Siak - Mayotte Hebdo - 21/07
Ancien maire de Sada, ancien conseiller général et député à plusieurs reprises, Mansour Kamardine reste une voix influente du débat public mahorais. Dans un entretien exclusif accordé à Flash Info, il livre son regard sur les relations entre l'État et les collectivités locales, la politique foncière, l'immigration et les priorités…

Ancien maire de Sada, ancien conseiller général et député à plusieurs reprises, Mansour Kamardine reste une voix influente du débat public mahorais.
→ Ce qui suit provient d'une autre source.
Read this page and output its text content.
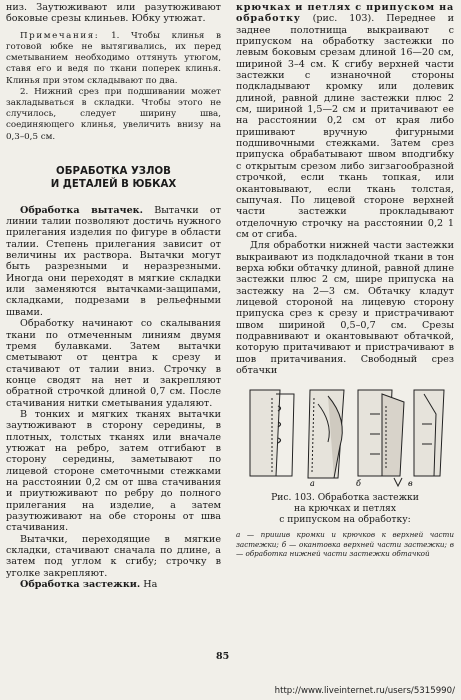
низ. Заутюживают или разутюживают боковые срезы клиньев. Юбку утюжат.

Примечания: 1. Чтобы клинья в готовой юбке не вытягивались, их перед сметыванием необходимо оттянуть утюгом, ставя его и ведя по ткани поперек клинья. Клинья при этом складывают по два.

2. Нижний срез при подшивании может закладываться в складки. Чтобы этого не случилось, следует ширину шва, соединяющего клинья, увеличить внизу на 0,3–0,5 см.

ОБРАБОТКА УЗЛОВ
И ДЕТАЛЕЙ В ЮБКАХ

Обработка вытачек. Вытачки от линии талии позволяют достичь нужного прилегания изделия по фигуре в области талии. Степень прилегания зависит от величины их раствора. Вытачки могут быть разрезными и неразрезными. Иногда они переходят в мягкие складки или заменяются вытачками-защипами, складками, подрезами в рельефными швами.

Обработку начинают со скалывания ткани по отмеченным линиям двумя тремя булавками. Затем вытачки сметывают от центра к срезу и стачивают от талии вниз. Строчку в конце сводят на нет и закрепляют обратной строчкой длиной 0,7 см. После стачивания нитки сметывания удаляют.

В тонких и мягких тканях вытачки заутюживают в сторону середины, в плотных, толстых тканях или вначале утюжат на ребро, затем отгибают в сторону середины, заметывают по лицевой стороне сметочными стежками на расстоянии 0,2 см от шва стачивания и приутюживают по ребру до полного прилегания на изделие, а затем разутюживают на обе стороны от шва стачивания.

Вытачки, переходящие в мягкие складки, стачивают сначала по длине, а затем под углом к сгибу; строчку в уголке закрепляют.

Обработка застежки. На

крючках и петлях с припуском на обработку (рис. 103). Переднее и заднее полотнища выкраивают с припуском на обработку застежки по левым боковым срезам длиной 16—20 см, шириной 3–4 см. К сгибу верхней части застежки с изнаночной стороны подкладывают кромку или долевик длиной, равной длине застежки плюс 2 см, шириной 1,5—2 см и притачивают ее на расстоянии 0,2 см от края либо пришивают вручную фигурными подшивочными стежками. Затем срез припуска обрабатывают швом вподгибку с открытым срезом либо зигзагообразной строчкой, если ткань топкая, или окантовывают, если ткань толстая, сыпучая. По лицевой стороне верхней части застежки прокладывают отделочную строчку на расстоянии 0,2 1 см от сгиба.

Для обработки нижней части застежки выкраивают из подкладочной ткани в тон верха юбки обтачку длиной, равной длине застежки плюс 2 см, шире припуска на застежку на 2—3 см. Обтачку кладут лицевой стороной на лицевую сторону припуска срез к срезу и пристрачивают швом шириной 0,5–0,7 см. Срезы подравнивают и окантовывают обтачкой, которую притачивают и пристрачивают в шов притачивания. Свободный срез обтачки

a	б	в
Рис. 103. Обработка застежки
на крючках и петлях
с припуском на обработку:
a — пришив кромки и крючков к верхней части застежки; б — окантовка верхней части застежки; в — обработка нижней части застежки обтачкой
85
http://www.liveinternet.ru/users/5315990/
Dans un entretien exclusif accordé à Flash Info, il livre son regard sur les relations entre l’État et les collectivités locales, la politique foncière, l’immigration et les priorités qu’il estime indispensables au développement de Mayotte. Sans détour, il appelle l’État à rompre avec ce qu’il considère comme des pratiques héritées d’une autre époque.

Flash Info : Les Mahorais ont le sentiment que les institutions locales traversent une période de fragilité et que les relations entre les élus et l’État se sont dégradées ces dernières années. Quel regard portez-vous sur cette évolution ?

Mansour Kamardine : Merci de cette question. Depuis la plage de Bouanatsa, dans le sud de l’île, que m’a léguée ma grand-mère, j’observe avec attention ce qui se passe à Mayotte. Parmi les sujets qui m’interpellent le plus figure la relation entre l’État et les collectivités locales, qu’il s’agisse du Département-Région ou des communes.

À mes yeux, l’État continue d’agir à Mayotte avec des réflexes qui relèvent encore d’une logique coloniale. Pendant des décennies, il a décidé seul des priorités du territoire, sans véritablement tenir compte de la volonté des élus locaux. Pourtant, dans une démocratie, le gouvernement est choisi par le peuple, tout comme les élus avec lesquels il est appelé à travailler. On peut partager ou non leurs orientations politiques, mais ils tiennent leur légitimité du suffrage universel et doivent être respectés comme tels.

L’exemple de l’Établissement public foncier et d’aménagement est révélateur. En 2020, lors de l’examen du projet de loi porté par Sébastien Lecornu, alors ministre des Outre-mer, les 27 conseillers départementaux avaient rejeté à l’unanimité sa création. Malgré cette opposition unanime, le gouvernement est finalement revenu imposer cette structure.

Aujourd’hui, cet établissement pilote la reconstruction et l’aménagement de Mayotte. Pourtant, personne n’est véritablement en mesure d’expliquer ce qu’il a accompli jusqu’à présent ...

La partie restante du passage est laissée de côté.